To Minnesota, where the local censors have banned students from studying copies of To Kill a Mockingbird and The Adventures of Huckleberry Finn. Anyone reading either book will be “humiliated or marginalised” by the language therein. Yeah, they’re that good. Stick a ‘censored’ and ‘explicit lyrics’ label on them and watch the cool kids lap it up.
Duluth’s director of ‘curriculum and instruction’ Michael Cary says wants to “teach the same lessons” as To Kill a Mockingbird and Huckleberry Finn in other ways, perhaps with finger puppets and classrooms stuffed with cotton wool. Anti-racist texts, see, should contain no hint of the racism they’re satirising and destroying, in much the same way that books on World War 2 should feature no examples of anti-Jewish rhetoric, and histories of the US Civil War contain no violence and examples of ‘hate speech’. The past is the past. If history is not to be repeated it must be forgotten.

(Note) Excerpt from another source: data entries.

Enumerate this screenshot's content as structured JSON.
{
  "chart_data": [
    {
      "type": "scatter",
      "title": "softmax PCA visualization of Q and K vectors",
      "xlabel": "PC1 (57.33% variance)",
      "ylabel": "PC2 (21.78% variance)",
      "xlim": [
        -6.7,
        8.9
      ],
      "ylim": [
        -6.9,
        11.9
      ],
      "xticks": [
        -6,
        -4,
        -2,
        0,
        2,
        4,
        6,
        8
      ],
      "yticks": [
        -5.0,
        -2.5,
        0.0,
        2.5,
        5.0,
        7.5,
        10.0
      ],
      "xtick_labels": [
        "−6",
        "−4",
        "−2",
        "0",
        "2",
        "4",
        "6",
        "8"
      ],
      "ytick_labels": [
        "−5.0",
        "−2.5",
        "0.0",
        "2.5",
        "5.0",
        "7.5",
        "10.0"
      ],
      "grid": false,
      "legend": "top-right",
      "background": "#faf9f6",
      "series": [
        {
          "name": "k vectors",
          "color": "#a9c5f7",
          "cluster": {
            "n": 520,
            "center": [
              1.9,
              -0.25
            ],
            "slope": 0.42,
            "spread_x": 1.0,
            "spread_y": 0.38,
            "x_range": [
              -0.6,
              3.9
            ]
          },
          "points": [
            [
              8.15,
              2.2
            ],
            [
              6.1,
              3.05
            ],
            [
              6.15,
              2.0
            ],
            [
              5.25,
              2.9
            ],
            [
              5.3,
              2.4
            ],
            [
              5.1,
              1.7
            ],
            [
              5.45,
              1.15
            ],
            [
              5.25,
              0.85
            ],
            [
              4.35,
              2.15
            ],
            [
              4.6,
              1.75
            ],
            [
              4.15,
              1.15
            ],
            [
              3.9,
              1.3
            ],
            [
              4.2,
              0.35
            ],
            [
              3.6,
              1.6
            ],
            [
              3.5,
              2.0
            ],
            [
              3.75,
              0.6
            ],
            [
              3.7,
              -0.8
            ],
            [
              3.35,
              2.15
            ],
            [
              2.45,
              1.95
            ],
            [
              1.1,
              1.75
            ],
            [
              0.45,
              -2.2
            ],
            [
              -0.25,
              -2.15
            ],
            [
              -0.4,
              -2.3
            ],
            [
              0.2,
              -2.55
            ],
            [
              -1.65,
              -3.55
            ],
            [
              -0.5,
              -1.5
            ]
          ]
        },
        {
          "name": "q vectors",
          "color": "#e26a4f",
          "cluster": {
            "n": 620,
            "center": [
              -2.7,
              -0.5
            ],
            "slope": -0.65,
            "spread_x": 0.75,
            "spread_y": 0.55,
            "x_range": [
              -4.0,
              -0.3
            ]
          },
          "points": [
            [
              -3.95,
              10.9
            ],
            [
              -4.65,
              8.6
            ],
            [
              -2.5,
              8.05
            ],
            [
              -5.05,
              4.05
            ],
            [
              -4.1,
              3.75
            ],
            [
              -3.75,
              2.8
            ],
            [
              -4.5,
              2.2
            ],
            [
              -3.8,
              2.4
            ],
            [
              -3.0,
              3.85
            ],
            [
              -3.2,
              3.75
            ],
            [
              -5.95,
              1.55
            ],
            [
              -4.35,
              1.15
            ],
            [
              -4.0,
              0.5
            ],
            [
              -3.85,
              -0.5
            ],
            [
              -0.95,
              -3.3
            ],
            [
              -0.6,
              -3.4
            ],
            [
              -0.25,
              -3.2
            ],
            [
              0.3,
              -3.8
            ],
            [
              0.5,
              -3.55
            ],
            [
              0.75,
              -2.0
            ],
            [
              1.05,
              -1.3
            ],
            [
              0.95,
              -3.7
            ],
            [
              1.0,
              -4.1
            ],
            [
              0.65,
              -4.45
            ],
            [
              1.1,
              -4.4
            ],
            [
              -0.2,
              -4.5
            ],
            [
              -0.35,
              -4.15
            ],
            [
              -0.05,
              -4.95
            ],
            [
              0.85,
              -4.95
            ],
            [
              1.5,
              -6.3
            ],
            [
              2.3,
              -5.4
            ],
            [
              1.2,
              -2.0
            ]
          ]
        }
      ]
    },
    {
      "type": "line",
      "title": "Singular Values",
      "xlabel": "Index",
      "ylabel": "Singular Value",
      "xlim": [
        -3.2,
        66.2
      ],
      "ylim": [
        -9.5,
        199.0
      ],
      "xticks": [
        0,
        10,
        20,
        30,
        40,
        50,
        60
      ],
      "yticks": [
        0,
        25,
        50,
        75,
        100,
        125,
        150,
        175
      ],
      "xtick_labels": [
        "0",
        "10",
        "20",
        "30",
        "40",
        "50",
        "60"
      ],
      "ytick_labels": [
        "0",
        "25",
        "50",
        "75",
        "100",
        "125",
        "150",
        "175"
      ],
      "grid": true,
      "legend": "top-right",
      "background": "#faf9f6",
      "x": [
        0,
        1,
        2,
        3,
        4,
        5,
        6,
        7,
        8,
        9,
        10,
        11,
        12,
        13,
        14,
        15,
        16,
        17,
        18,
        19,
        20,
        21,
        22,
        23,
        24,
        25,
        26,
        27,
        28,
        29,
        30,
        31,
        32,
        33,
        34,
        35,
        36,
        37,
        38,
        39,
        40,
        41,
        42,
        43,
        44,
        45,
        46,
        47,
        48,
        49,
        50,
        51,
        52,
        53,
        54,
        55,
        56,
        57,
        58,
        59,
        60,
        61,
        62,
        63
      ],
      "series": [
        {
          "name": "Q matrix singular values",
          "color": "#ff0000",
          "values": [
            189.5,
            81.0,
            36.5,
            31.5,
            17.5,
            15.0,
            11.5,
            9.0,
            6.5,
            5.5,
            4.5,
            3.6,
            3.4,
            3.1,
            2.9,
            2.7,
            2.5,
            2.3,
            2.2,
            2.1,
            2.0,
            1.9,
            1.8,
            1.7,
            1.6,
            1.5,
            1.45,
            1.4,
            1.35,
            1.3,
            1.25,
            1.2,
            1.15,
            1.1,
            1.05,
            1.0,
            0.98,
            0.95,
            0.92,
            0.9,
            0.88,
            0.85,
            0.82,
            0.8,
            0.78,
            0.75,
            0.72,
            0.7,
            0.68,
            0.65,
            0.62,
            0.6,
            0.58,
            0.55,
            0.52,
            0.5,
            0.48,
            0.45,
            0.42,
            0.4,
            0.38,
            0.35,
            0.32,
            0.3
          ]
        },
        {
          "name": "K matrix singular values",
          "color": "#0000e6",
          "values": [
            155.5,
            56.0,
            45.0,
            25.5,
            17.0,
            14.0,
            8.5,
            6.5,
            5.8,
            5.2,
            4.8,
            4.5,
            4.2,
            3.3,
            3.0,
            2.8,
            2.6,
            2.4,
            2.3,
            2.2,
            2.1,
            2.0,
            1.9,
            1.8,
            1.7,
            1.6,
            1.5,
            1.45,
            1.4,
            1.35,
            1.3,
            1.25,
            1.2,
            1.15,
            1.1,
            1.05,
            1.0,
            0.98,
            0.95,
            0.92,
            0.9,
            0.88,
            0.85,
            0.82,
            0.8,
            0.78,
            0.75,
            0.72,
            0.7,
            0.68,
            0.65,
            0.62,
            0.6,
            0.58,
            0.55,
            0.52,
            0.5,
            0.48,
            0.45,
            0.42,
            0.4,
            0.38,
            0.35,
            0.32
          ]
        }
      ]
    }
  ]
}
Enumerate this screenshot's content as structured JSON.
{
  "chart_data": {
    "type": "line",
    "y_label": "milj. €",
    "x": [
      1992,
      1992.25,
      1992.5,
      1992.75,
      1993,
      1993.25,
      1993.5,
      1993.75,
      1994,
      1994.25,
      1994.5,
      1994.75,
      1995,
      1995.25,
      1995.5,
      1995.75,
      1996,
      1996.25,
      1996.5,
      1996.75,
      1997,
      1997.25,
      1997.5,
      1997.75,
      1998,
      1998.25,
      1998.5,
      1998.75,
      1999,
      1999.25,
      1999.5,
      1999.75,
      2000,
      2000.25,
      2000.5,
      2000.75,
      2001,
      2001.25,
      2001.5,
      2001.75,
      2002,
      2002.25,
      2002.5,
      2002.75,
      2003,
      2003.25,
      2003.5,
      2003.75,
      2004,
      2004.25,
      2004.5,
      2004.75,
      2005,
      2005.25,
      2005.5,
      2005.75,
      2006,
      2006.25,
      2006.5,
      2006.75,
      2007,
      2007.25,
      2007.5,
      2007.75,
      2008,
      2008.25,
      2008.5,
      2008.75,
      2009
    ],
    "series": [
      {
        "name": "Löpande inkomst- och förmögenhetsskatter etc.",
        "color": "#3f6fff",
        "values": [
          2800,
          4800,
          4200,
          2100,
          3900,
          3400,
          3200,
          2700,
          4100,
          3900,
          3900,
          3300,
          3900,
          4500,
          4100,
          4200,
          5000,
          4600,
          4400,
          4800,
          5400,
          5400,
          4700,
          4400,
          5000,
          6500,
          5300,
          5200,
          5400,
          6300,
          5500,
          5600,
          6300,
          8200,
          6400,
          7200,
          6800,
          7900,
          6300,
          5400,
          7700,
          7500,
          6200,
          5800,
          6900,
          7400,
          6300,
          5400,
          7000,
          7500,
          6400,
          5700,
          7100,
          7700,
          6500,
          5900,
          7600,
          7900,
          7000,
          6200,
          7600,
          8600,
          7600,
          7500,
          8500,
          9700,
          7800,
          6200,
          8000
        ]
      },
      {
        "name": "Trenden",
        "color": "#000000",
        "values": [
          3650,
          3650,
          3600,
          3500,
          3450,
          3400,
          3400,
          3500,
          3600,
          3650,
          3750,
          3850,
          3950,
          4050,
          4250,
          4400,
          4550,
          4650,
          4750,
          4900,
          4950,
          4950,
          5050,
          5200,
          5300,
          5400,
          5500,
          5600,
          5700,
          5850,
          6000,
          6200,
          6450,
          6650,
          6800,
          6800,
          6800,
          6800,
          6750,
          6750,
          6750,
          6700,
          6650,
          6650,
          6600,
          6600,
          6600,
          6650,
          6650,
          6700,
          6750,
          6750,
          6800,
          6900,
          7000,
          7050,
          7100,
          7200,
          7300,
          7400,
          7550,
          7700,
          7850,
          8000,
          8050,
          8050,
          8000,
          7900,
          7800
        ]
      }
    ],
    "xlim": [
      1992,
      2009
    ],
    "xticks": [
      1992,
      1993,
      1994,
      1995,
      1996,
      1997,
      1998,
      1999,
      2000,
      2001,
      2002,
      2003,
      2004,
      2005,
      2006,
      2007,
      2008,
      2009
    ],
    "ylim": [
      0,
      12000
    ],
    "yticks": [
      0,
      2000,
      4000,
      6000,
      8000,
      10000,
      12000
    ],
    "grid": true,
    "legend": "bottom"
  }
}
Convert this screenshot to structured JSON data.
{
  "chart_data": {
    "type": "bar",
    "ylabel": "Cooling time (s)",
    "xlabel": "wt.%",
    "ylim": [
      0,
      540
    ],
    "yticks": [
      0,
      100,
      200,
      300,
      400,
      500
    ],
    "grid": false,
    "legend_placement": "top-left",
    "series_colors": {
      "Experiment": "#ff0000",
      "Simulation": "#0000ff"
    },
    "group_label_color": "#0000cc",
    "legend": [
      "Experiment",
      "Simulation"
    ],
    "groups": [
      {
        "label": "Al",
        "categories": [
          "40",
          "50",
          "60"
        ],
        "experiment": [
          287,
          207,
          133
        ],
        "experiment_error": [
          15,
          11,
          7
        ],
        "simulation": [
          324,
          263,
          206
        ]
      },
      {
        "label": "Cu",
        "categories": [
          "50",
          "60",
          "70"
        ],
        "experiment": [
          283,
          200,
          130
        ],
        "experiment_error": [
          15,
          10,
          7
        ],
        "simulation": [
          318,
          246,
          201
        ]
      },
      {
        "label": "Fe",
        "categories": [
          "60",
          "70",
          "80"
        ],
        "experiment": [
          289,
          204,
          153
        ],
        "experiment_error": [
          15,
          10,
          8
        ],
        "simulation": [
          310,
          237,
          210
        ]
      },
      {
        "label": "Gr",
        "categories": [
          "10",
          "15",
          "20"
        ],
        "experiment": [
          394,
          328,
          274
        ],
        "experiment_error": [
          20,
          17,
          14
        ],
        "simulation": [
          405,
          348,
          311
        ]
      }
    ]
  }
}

“We felt that we could still teach the same standards and expectations through other novels that didn’t require students to feel humiliated or marginalised by the use of racial slurs,” says Carey.
Oddly, this mollycoddling is supported by the National Association for the Advancement of Coloured People, whose regional president Stephan Witherspoon thinks the books are “just hurtful” and use “hurtful language that has oppressed the people for over 200 years”.
“It’s wrong,” he decrees. “There are a lot more authors out there with better literature that can do the same thing that does not degrade our people. I’m glad that they’re making the decision and it’s long overdue, like 20 years overdue. Let’s move forward and work together to make school work for all of our kids, not just some, all of them.”